Im eucharistischen Hochgebet bitten wir Gott, dass das Kreuzesopfer Jesu Christi, das wir in der Eucharistie sakramental feiern, uns nicht einfach äusserlich und uns gleichsam nur gegenüber anwesend sei und uns nicht bloss als objektives Opfer erscheine, das wir dann anschauen könnten wie die dinglichen Opfer in früheren Zeiten und in anderen Religionen. Dann freilich hätten wir den Überstieg ins Christliche noch nicht vollzogen. Wir bitten Gott aber, dass die Hingabe Jesu Christi an seinen Vater für uns Menschen, die wir in der Eucharistie feiern, uns ganz innerlich werde und dass wir selbst hineingenommen werden in die Bewegung der liebenden Hingabe. Oder mit anderen Worten: Wir bitten Gott, dass wir in der Eucharistie in unserem Herzen so tief verwandelt werden, dass wir selbst wie Christus und mit ihm Eucharistie werden.

Was von jedem Getauften zu sagen ist, gilt erst recht vom Priester, der in der Feier der Eucharistie beauftragt und bevollmächtigt ist, mit dem Ich Christi zu sprechen. Er ist in besonderer Weise verpflichtet, Jesus Christus immer besser gleich gestaltet und selbst immer mehr ein eucharistischer Mensch zu werden.

Wie Jesus seine Eucharistie zutiefst am Kreuz vollzogen hat, so soll auch unser ganzes Leben ein eucharistisches Hochgebet werden, indem wir uns als lebendige Hostien den Menschen zur Verfügung stellen.
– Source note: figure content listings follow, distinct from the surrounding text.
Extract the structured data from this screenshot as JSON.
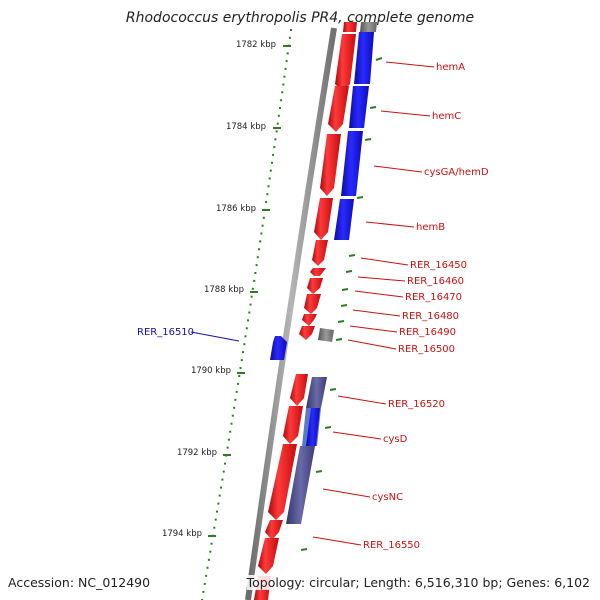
{
  "title": "Rhodococcus erythropolis PR4, complete genome",
  "footer": {
    "accession": "Accession: NC_012490",
    "summary": "Topology: circular; Length: 6,516,310 bp; Genes: 6,102"
  },
  "scale_ticks": [
    "1782 kbp",
    "1784 kbp",
    "1786 kbp",
    "1788 kbp",
    "1790 kbp",
    "1792 kbp",
    "1794 kbp"
  ],
  "gene_labels": [
    "hemA",
    "hemC",
    "cysGA/hemD",
    "hemB",
    "RER_16450",
    "RER_16460",
    "RER_16470",
    "RER_16480",
    "RER_16490",
    "RER_16500",
    "RER_16510",
    "RER_16520",
    "cysD",
    "cysNC",
    "RER_16550"
  ],
  "colors": {
    "forward_cds": "#e8141b",
    "reverse_cds": "#1a1aee",
    "other_feature": "#7a7a7a",
    "slate_feature": "#4a4a8a",
    "label_forward": "#cc1111",
    "label_reverse": "#1111aa",
    "backbone": "#8a8a8a",
    "scale": "#2e7d1e"
  }
}
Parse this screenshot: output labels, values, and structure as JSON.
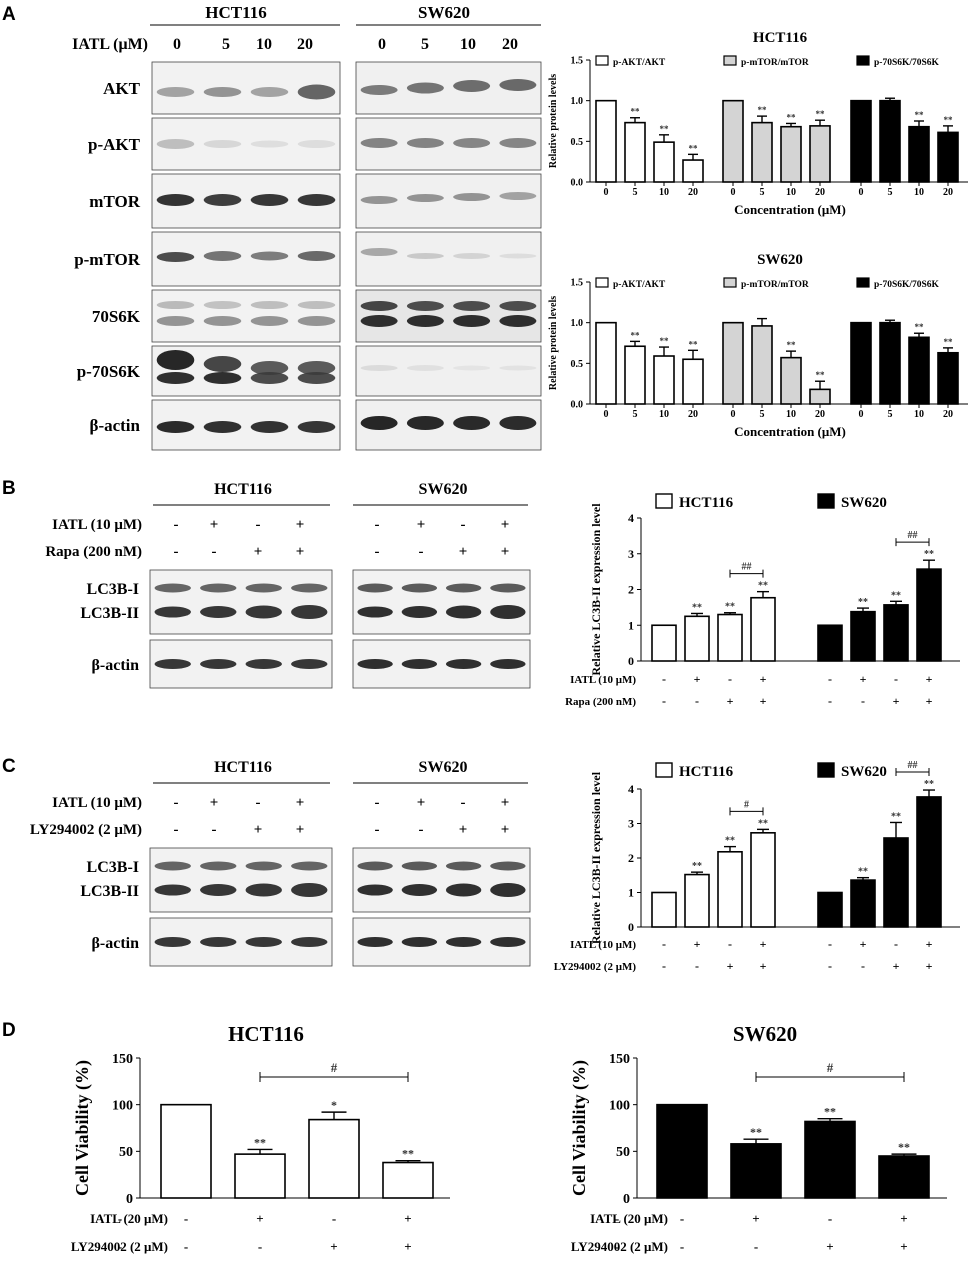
{
  "panels": {
    "A": {
      "letter": "A",
      "cell_lines": [
        "HCT116",
        "SW620"
      ],
      "treatment_label": "IATL (μM)",
      "doses": [
        "0",
        "5",
        "10",
        "20"
      ],
      "blot_rows": [
        "AKT",
        "p-AKT",
        "mTOR",
        "p-mTOR",
        "70S6K",
        "p-70S6K",
        "β-actin"
      ]
    },
    "B": {
      "letter": "B",
      "cell_lines": [
        "HCT116",
        "SW620"
      ],
      "conditions": [
        {
          "label": "IATL (10 μM)",
          "signs": [
            "-",
            "+",
            "-",
            "+"
          ]
        },
        {
          "label": "Rapa (200 nM)",
          "signs": [
            "-",
            "-",
            "+",
            "+"
          ]
        }
      ],
      "blot_rows": [
        "LC3B-I",
        "LC3B-II",
        "β-actin"
      ]
    },
    "C": {
      "letter": "C",
      "cell_lines": [
        "HCT116",
        "SW620"
      ],
      "conditions": [
        {
          "label": "IATL (10 μM)",
          "signs": [
            "-",
            "+",
            "-",
            "+"
          ]
        },
        {
          "label": "LY294002 (2 μM)",
          "signs": [
            "-",
            "-",
            "+",
            "+"
          ]
        }
      ],
      "blot_rows": [
        "LC3B-I",
        "LC3B-II",
        "β-actin"
      ]
    },
    "D": {
      "letter": "D"
    }
  },
  "chart_data": [
    {
      "id": "A-HCT116",
      "type": "bar",
      "title": "HCT116",
      "ylabel": "Relative protein levels",
      "xlabel": "Concentration (μM)",
      "ylim": [
        0,
        1.5
      ],
      "yticks": [
        "0.0",
        "0.5",
        "1.0",
        "1.5"
      ],
      "groups": [
        {
          "name": "p-AKT/AKT",
          "fill": "#ffffff",
          "categories": [
            "0",
            "5",
            "10",
            "20"
          ],
          "values": [
            1.0,
            0.73,
            0.49,
            0.27
          ],
          "errors": [
            0,
            0.06,
            0.09,
            0.07
          ],
          "sig": [
            "",
            "**",
            "**",
            "**"
          ]
        },
        {
          "name": "p-mTOR/mTOR",
          "fill": "#d4d4d4",
          "categories": [
            "0",
            "5",
            "10",
            "20"
          ],
          "values": [
            1.0,
            0.73,
            0.68,
            0.69
          ],
          "errors": [
            0,
            0.08,
            0.04,
            0.07
          ],
          "sig": [
            "",
            "**",
            "**",
            "**"
          ]
        },
        {
          "name": "p-70S6K/70S6K",
          "fill": "#000000",
          "categories": [
            "0",
            "5",
            "10",
            "20"
          ],
          "values": [
            1.0,
            1.0,
            0.68,
            0.61
          ],
          "errors": [
            0,
            0.03,
            0.07,
            0.08
          ],
          "sig": [
            "",
            "",
            "**",
            "**"
          ]
        }
      ]
    },
    {
      "id": "A-SW620",
      "type": "bar",
      "title": "SW620",
      "ylabel": "Relative protein levels",
      "xlabel": "Concentration (μM)",
      "ylim": [
        0,
        1.5
      ],
      "yticks": [
        "0.0",
        "0.5",
        "1.0",
        "1.5"
      ],
      "groups": [
        {
          "name": "p-AKT/AKT",
          "fill": "#ffffff",
          "categories": [
            "0",
            "5",
            "10",
            "20"
          ],
          "values": [
            1.0,
            0.71,
            0.59,
            0.55
          ],
          "errors": [
            0,
            0.06,
            0.11,
            0.11
          ],
          "sig": [
            "",
            "**",
            "**",
            "**"
          ]
        },
        {
          "name": "p-mTOR/mTOR",
          "fill": "#d4d4d4",
          "categories": [
            "0",
            "5",
            "10",
            "20"
          ],
          "values": [
            1.0,
            0.96,
            0.57,
            0.18
          ],
          "errors": [
            0,
            0.09,
            0.08,
            0.1
          ],
          "sig": [
            "",
            "",
            "**",
            "**"
          ]
        },
        {
          "name": "p-70S6K/70S6K",
          "fill": "#000000",
          "categories": [
            "0",
            "5",
            "10",
            "20"
          ],
          "values": [
            1.0,
            1.0,
            0.82,
            0.63
          ],
          "errors": [
            0,
            0.03,
            0.05,
            0.06
          ],
          "sig": [
            "",
            "",
            "**",
            "**"
          ]
        }
      ]
    },
    {
      "id": "B",
      "type": "bar",
      "ylabel": "Relative LC3B-II expression level",
      "ylim": [
        0,
        4
      ],
      "yticks": [
        "0",
        "1",
        "2",
        "3",
        "4"
      ],
      "rows": [
        {
          "label": "IATL (10 μM)",
          "signs": [
            "-",
            "+",
            "-",
            "+",
            "-",
            "+",
            "-",
            "+"
          ]
        },
        {
          "label": "Rapa (200 nM)",
          "signs": [
            "-",
            "-",
            "+",
            "+",
            "-",
            "-",
            "+",
            "+"
          ]
        }
      ],
      "series": [
        {
          "name": "HCT116",
          "fill": "#ffffff",
          "values": [
            1.0,
            1.25,
            1.3,
            1.77
          ],
          "errors": [
            0,
            0.08,
            0.05,
            0.17
          ],
          "sig": [
            "",
            "**",
            "**",
            "**"
          ],
          "bracket": "##"
        },
        {
          "name": "SW620",
          "fill": "#000000",
          "values": [
            1.0,
            1.38,
            1.57,
            2.57
          ],
          "errors": [
            0,
            0.1,
            0.1,
            0.25
          ],
          "sig": [
            "",
            "**",
            "**",
            "**"
          ],
          "bracket": "##"
        }
      ]
    },
    {
      "id": "C",
      "type": "bar",
      "ylabel": "Relative LC3B-II expression level",
      "ylim": [
        0,
        4
      ],
      "yticks": [
        "0",
        "1",
        "2",
        "3",
        "4"
      ],
      "rows": [
        {
          "label": "IATL (10 μM)",
          "signs": [
            "-",
            "+",
            "-",
            "+",
            "-",
            "+",
            "-",
            "+"
          ]
        },
        {
          "label": "LY294002 (2 μM)",
          "signs": [
            "-",
            "-",
            "+",
            "+",
            "-",
            "-",
            "+",
            "+"
          ]
        }
      ],
      "series": [
        {
          "name": "HCT116",
          "fill": "#ffffff",
          "values": [
            1.0,
            1.52,
            2.18,
            2.73
          ],
          "errors": [
            0,
            0.07,
            0.15,
            0.1
          ],
          "sig": [
            "",
            "**",
            "**",
            "**"
          ],
          "bracket": "#"
        },
        {
          "name": "SW620",
          "fill": "#000000",
          "values": [
            1.0,
            1.36,
            2.58,
            3.77
          ],
          "errors": [
            0,
            0.07,
            0.45,
            0.2
          ],
          "sig": [
            "",
            "**",
            "**",
            "**"
          ],
          "bracket": "##"
        }
      ]
    },
    {
      "id": "D-HCT116",
      "type": "bar",
      "title": "HCT116",
      "ylabel": "Cell Viability (%)",
      "ylim": [
        0,
        150
      ],
      "yticks": [
        "0",
        "50",
        "100",
        "150"
      ],
      "fill": "#ffffff",
      "values": [
        100,
        47,
        84,
        38
      ],
      "errors": [
        0,
        5,
        8,
        2
      ],
      "sig": [
        "",
        "**",
        "*",
        "**"
      ],
      "bracket": "#",
      "rows": [
        {
          "label": "IATL (20 μM)",
          "signs": [
            "-",
            "+",
            "-",
            "+"
          ]
        },
        {
          "label": "LY294002 (2 μM)",
          "signs": [
            "-",
            "-",
            "+",
            "+"
          ]
        }
      ]
    },
    {
      "id": "D-SW620",
      "type": "bar",
      "title": "SW620",
      "ylabel": "Cell Viability (%)",
      "ylim": [
        0,
        150
      ],
      "yticks": [
        "0",
        "50",
        "100",
        "150"
      ],
      "fill": "#000000",
      "values": [
        100,
        58,
        82,
        45
      ],
      "errors": [
        0,
        5,
        3,
        2
      ],
      "sig": [
        "",
        "**",
        "**",
        "**"
      ],
      "bracket": "#",
      "rows": [
        {
          "label": "IATL (20 μM)",
          "signs": [
            "-",
            "+",
            "-",
            "+"
          ]
        },
        {
          "label": "LY294002 (2 μM)",
          "signs": [
            "-",
            "-",
            "+",
            "+"
          ]
        }
      ]
    }
  ]
}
Diesen Ernst ruft uns die Messe vom Letzten Abendmahl in Erinnerung. Sie macht uns bewusst, dass die Eucharistie nicht einfach ein Ritual ist, mit dem wir menschliche Gemeinschaft feiern und Brot miteinander teilen. Die Eucharistie hat Jesus vielmehr das Leben gekostet. Sie ist Tod-ernst: für Jesus, aber auch für uns. 

Diesen Tod-Ernst bringen wir am heutigen Abend auch zum Ausdruck mit dem altehrwürdigen Brauch, dass wir nach der Feier der Eucharistie Jesus Christus in der Gestalt des Allerheiligsten hinausbegleiten in die Nacht des Leidens und Sterbens und mit Ihm Wache halten. Wir vollziehen dies in der Gewissheit des Glaubens, dass Christus auch in der dunklen Nacht, wie wir sie in der heutigen Welt wieder erleben müssen, uns nie verlässt, sondern in seiner eucharistischen Liebe bei uns bleibt. Auch diesbezüglich dürfen wir den Einschub im eucharistischen Hochgebet mit Freude bekennen: „Das ist heute“.